COVID-19 hasn’t scared off the Oak Park village board from allowing villagers to celebrate Halloween this year. During an Oct. 6 meeting, the village board gave trick-or-treaters the go ahead to collect candy this year by passing a resolution to permit people to participate in trick-or-treating activities from 1:00 p.m. to 5:30 p.m. on Saturday, Oct. 31.

According to Public Health Director Mike Charley, Oak Park has seen “rather stable community transmission” of COVID-19, making Halloween trick-or-treating possible. 

“As long as we continue to see sort of that leveling off of the virus and not an increase, yes, we’re going to still recommend Halloween continue,” said Charley.

Should the COVID-19 situation take a turn for the worse in the next weeks, Charley does have the power to prohibit trick-or-treating.

“If we see a spike for whatever reason,” said Charley, “then of course, I would use my public health authority along with the board’s authority to rescind Halloween if necessary.”

Not all households should feel obligated to participate in trick-or-treating festivities. For those who do not wish to join in, the village of Oak Park will provide the households with red signs that will alert trick-or-treaters to move on. Households that want trick-or-treaters will have green signs displayed.

 Trustee Susan Buchanan was concerned that stopping at 5:30 p.m., instead of 7 p.m. like other communities, mean that trick-or-treaters outside of the village would be unaware of the stop time and be greeted with closed doors. 

“We have to be prepared to communicate that somehow,” said Charley. 

Starting Monday on the week of Halloween, the village of Oak Park will erect signage to alert not only Oak Parkers of the celebration timeframe, but those from neighboring communities as well.
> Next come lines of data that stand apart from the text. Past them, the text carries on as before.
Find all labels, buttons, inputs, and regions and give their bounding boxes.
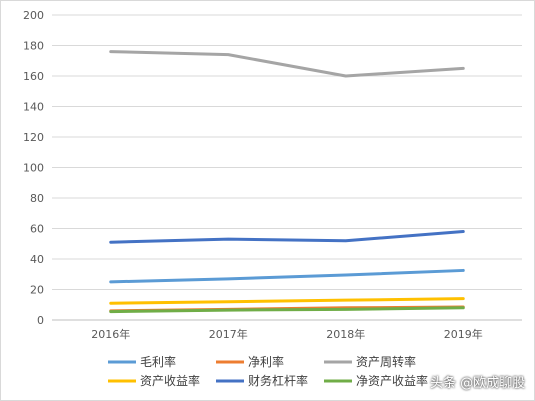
y-tick-label: 40 [30,253,44,266]
legend-label: 净资产收益率 [356,373,428,388]
series-lines [109,50,465,314]
x-axis-ticks: 2016年 2017年 2018年 2019年 [91,327,483,341]
y-tick-label: 0 [37,314,44,327]
series-line [109,297,465,305]
y-tick-label: 60 [30,223,44,236]
y-tick-label: 200 [23,9,44,22]
y-tick-label: 140 [23,101,44,114]
series-line [109,50,465,78]
y-tick-label: 160 [23,70,44,83]
y-tick-label: 100 [23,162,44,175]
y-tick-label: 20 [30,284,44,297]
x-tick-label: 2018年 [326,327,365,341]
watermark: 头条 @欧成聊股 [430,376,526,391]
y-tick-label: 180 [23,40,44,53]
y-axis-ticks: 0 20 40 60 80 100 120 140 160 180 200 [23,9,44,327]
gridlines [52,14,522,321]
x-tick-label: 2016年 [91,327,130,341]
legend-label: 财务杠杆率 [248,373,308,388]
series-line [109,230,465,244]
legend-label: 资产收益率 [140,373,200,388]
x-tick-label: 2017年 [209,327,248,341]
legend-label: 资产周转率 [356,354,416,369]
series-line [109,268,465,284]
legend-label: 净利率 [248,354,284,369]
x-tick-label: 2019年 [444,327,483,341]
y-tick-label: 120 [23,131,44,144]
series-line [109,306,465,314]
legend-label: 毛利率 [140,354,176,369]
y-tick-label: 80 [30,192,44,205]
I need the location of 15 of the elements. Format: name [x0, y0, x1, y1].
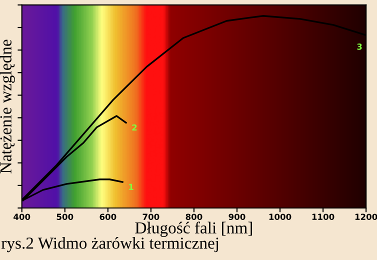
x-tick-label: 900	[228, 214, 246, 220]
x-tick-label: 600	[100, 214, 116, 220]
x-tick-label: 1200	[355, 214, 377, 220]
series-label: 3	[357, 44, 362, 50]
x-tick-label: 700	[142, 214, 160, 220]
x-tick-label: 500	[56, 214, 74, 220]
x-axis-title: Długość fali [nm]	[135, 222, 252, 237]
series-label: 2	[132, 124, 137, 131]
text: rys.2 Widmo żarówki termicznej	[1, 237, 218, 252]
x-tick-label: 800	[186, 214, 202, 220]
x-tick-label: 1000	[269, 214, 292, 220]
x-tick-label: 400	[14, 214, 30, 220]
x-tick-label: 1100	[312, 214, 334, 220]
series-label: 1	[129, 184, 134, 190]
y-axis-title: Natężenie względne	[0, 40, 15, 174]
East Oak Park homeowners traditionally welcome large crowds of children from the West Side for Halloween.

The designated daytime hours will increase visibility of masks and signs, as well as the ability to social distance, according to Charley.

“I just think it’s easier in daylight hours to do that,” said Charley. 
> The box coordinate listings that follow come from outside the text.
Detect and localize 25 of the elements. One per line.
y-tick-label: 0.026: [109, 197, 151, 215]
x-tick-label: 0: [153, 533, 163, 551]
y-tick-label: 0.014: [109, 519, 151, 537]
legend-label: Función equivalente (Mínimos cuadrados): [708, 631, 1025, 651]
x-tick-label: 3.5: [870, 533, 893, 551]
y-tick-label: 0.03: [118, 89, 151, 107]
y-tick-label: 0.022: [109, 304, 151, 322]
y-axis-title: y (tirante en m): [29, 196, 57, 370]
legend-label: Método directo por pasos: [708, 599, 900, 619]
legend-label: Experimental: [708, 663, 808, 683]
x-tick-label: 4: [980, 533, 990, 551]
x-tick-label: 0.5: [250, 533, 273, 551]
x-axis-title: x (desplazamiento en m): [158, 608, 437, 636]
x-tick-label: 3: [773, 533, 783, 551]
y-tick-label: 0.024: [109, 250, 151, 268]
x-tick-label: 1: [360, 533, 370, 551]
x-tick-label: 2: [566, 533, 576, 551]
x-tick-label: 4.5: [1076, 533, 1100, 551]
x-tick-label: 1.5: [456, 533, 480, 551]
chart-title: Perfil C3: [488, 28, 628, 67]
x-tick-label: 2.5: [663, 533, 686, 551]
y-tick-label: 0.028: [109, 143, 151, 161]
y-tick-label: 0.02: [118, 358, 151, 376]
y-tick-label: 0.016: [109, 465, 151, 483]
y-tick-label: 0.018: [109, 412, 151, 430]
Trustee Deno Andrews was not in favor of setting a different timeframe for trick-or-treating this year, stating his belief that children will trick-or-treat whenever they want regardless of village-designated hours.
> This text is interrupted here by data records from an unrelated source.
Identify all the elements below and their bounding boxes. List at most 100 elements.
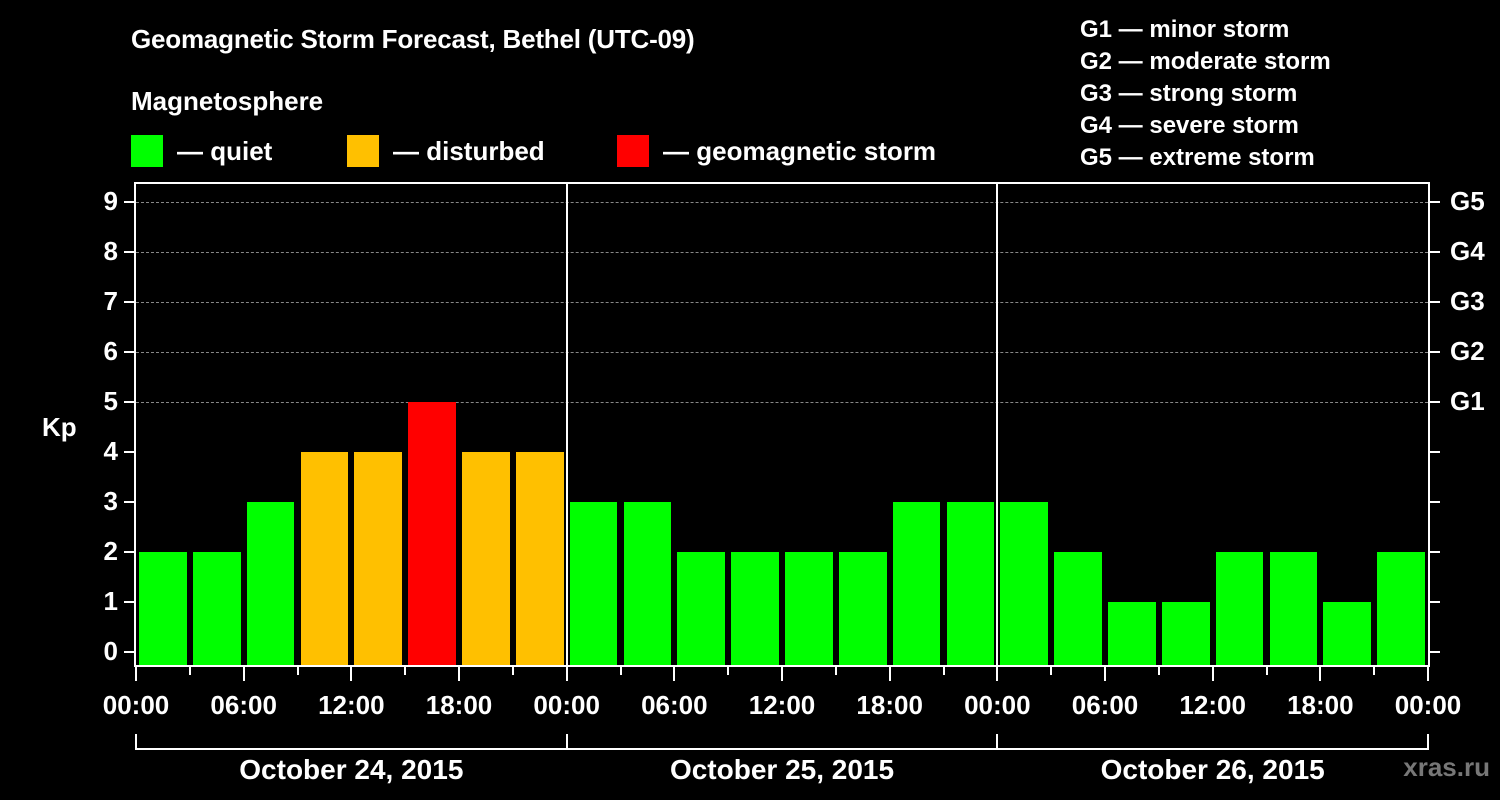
kp-bar (1108, 602, 1156, 665)
legend-storm: — geomagnetic storm (617, 134, 936, 168)
y-tick-label: 8 (103, 236, 118, 266)
x-tick (135, 667, 137, 681)
x-tick-label: 18:00 (425, 690, 493, 720)
day-bracket (135, 748, 1429, 750)
gridline (136, 352, 1428, 353)
kp-bar (623, 502, 672, 665)
x-tick-label: 06:00 (641, 690, 708, 720)
legend-storm-label: — geomagnetic storm (663, 135, 937, 166)
x-tick-label: 06:00 (210, 690, 277, 720)
y-tick (124, 351, 134, 353)
gridline (136, 302, 1428, 303)
x-tick (1104, 667, 1106, 681)
kp-bar (838, 552, 887, 665)
y-tick (124, 301, 134, 303)
y-tick-label: 7 (103, 286, 118, 316)
g-scale-label: G2 (1450, 336, 1485, 366)
x-tick (727, 667, 730, 675)
x-tick (296, 667, 299, 675)
gridline (136, 252, 1428, 253)
x-tick (888, 667, 891, 681)
storm-scale-g2: G2 — moderate storm (1080, 48, 1331, 75)
legend-quiet-label: — quiet (177, 135, 273, 166)
x-tick-label: 12:00 (318, 690, 385, 720)
x-tick (1427, 667, 1429, 681)
y-tick-right (1430, 201, 1440, 203)
x-tick-label: 00:00 (1394, 690, 1462, 720)
x-tick (996, 667, 999, 681)
chart-title: Geomagnetic Storm Forecast, Bethel (UTC-… (131, 24, 695, 54)
g-scale-label: G3 (1450, 286, 1485, 316)
x-tick (565, 667, 568, 681)
day-label: October 25, 2015 (669, 754, 895, 785)
kp-bar (731, 552, 779, 665)
storm-scale-legend: G1 — minor storm G2 — moderate storm G3 … (1080, 14, 1331, 174)
x-tick (458, 667, 460, 681)
x-tick (1050, 667, 1053, 675)
legend-disturbed: — disturbed (347, 134, 545, 168)
g-scale-label: G5 (1450, 186, 1485, 216)
x-tick (188, 667, 191, 675)
kp-bar (300, 452, 349, 665)
y-tick-label: 2 (103, 536, 118, 566)
storm-swatch (617, 135, 649, 167)
kp-bar (569, 502, 618, 665)
day-bracket-tick (996, 734, 999, 750)
y-tick-right (1430, 501, 1440, 503)
x-tick (404, 667, 407, 675)
kp-bar (1054, 552, 1102, 665)
y-tick-label: 1 (103, 586, 118, 616)
x-tick (1211, 667, 1214, 681)
day-bracket-tick (565, 734, 568, 750)
y-axis-label: Kp (42, 412, 77, 442)
kp-bar (139, 552, 187, 665)
x-tick (1319, 667, 1322, 681)
disturbed-swatch (347, 135, 379, 167)
g-scale-label: G1 (1450, 386, 1485, 416)
y-tick (124, 401, 134, 403)
day-label: October 26, 2015 (1100, 754, 1325, 785)
x-tick (242, 667, 245, 681)
y-tick-right (1430, 601, 1440, 603)
kp-bar (892, 502, 941, 665)
kp-bar (1000, 502, 1049, 665)
watermark: xras.ru (1403, 752, 1490, 782)
day-separator (565, 184, 568, 665)
x-tick (781, 667, 783, 681)
x-tick-label: 18:00 (856, 690, 923, 720)
y-tick-label: 3 (103, 486, 118, 516)
gridline (136, 402, 1428, 403)
kp-bar (246, 502, 295, 665)
x-tick-label: 00:00 (533, 690, 600, 720)
y-tick (124, 651, 134, 653)
x-tick-label: 18:00 (1287, 690, 1354, 720)
y-tick (124, 201, 134, 203)
y-tick-label: 5 (103, 386, 118, 416)
x-tick-label: 00:00 (102, 690, 170, 720)
kp-bar (354, 452, 403, 665)
kp-bar (1323, 602, 1372, 665)
x-tick-label: 00:00 (964, 690, 1031, 720)
y-tick-right (1430, 651, 1440, 653)
storm-scale-g1: G1 — minor storm (1080, 16, 1290, 43)
kp-bar (462, 452, 510, 665)
x-tick (1373, 667, 1376, 675)
y-tick (124, 251, 134, 253)
x-tick-label: 06:00 (1071, 690, 1139, 720)
kp-bar (1161, 602, 1210, 665)
y-tick-right (1430, 451, 1440, 453)
kp-bar (1269, 552, 1318, 665)
kp-bar (946, 502, 995, 665)
y-tick-right (1430, 251, 1440, 253)
day-bracket-tick (135, 734, 137, 750)
kp-bar (408, 402, 456, 665)
x-tick (673, 667, 676, 681)
gridline (136, 202, 1428, 203)
quiet-swatch (131, 135, 163, 167)
legend-disturbed-label: — disturbed (393, 135, 545, 166)
kp-bar (192, 552, 241, 665)
day-label: October 24, 2015 (239, 754, 464, 785)
x-tick-label: 12:00 (748, 690, 816, 720)
y-tick (124, 501, 134, 503)
legend-heading: Magnetosphere (131, 86, 324, 116)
“Kids are going to trick-or-treat pretty much whenever they want and they’re not going to stop at 5,” said Andrews. “I think it would cause more confusion to change the hours, especially the ending hours.”

Andrews felt establishing trick-or-treating hours overly bureaucratic. 

Trustee Jim Taglia found the proposed hours favorable and did not believe the board should spend too much time discussing a trick-or-treating timeframe.

“There’s a lot of angst in the community generally when you talk about trick-or-treating for some reason,” said Taglia. “It’s like, life, liberty and the pursuit of Halloween candy and it gets to be a bit much.” 

Noting that Halloween falls on a Saturday this year, Trustee Dan Moroney also supported allowing trick-or-treating activities between 1:00 p.m. to 5:30 p.m.

“I think hours are reasonable, especially in COVID-19 times,” said Moroney. “I’m fine going along with what the proposed hours are.”

Mayor Anan Abu-Taleb said he did not want to imitate President Donald Trump who “gets in the way of experts” and that village staff and Village Manager Cara Pavlicek had done a “tremendous job” in handling COVID-19 locally.

“I could not think of a better general to fight this war for us than General Pavlicek,” said Abu-Taleb. “I yield to you when it comes to those expert decisions.”

The resolution to establish trick-or-treating hours as 1:00.m. to 5:30 p.m. on Halloween passed 6 to 1, with Andrews casting the singular dissenting vote.

In his closing comments before the meeting adjourned, Taglia cracked a joke about Andrews’ stance saying, “If anyone wants to trick-or-treat past 5 p.m., I suggest they go to Trustee Andrews’ house because he’ll be up late that night.”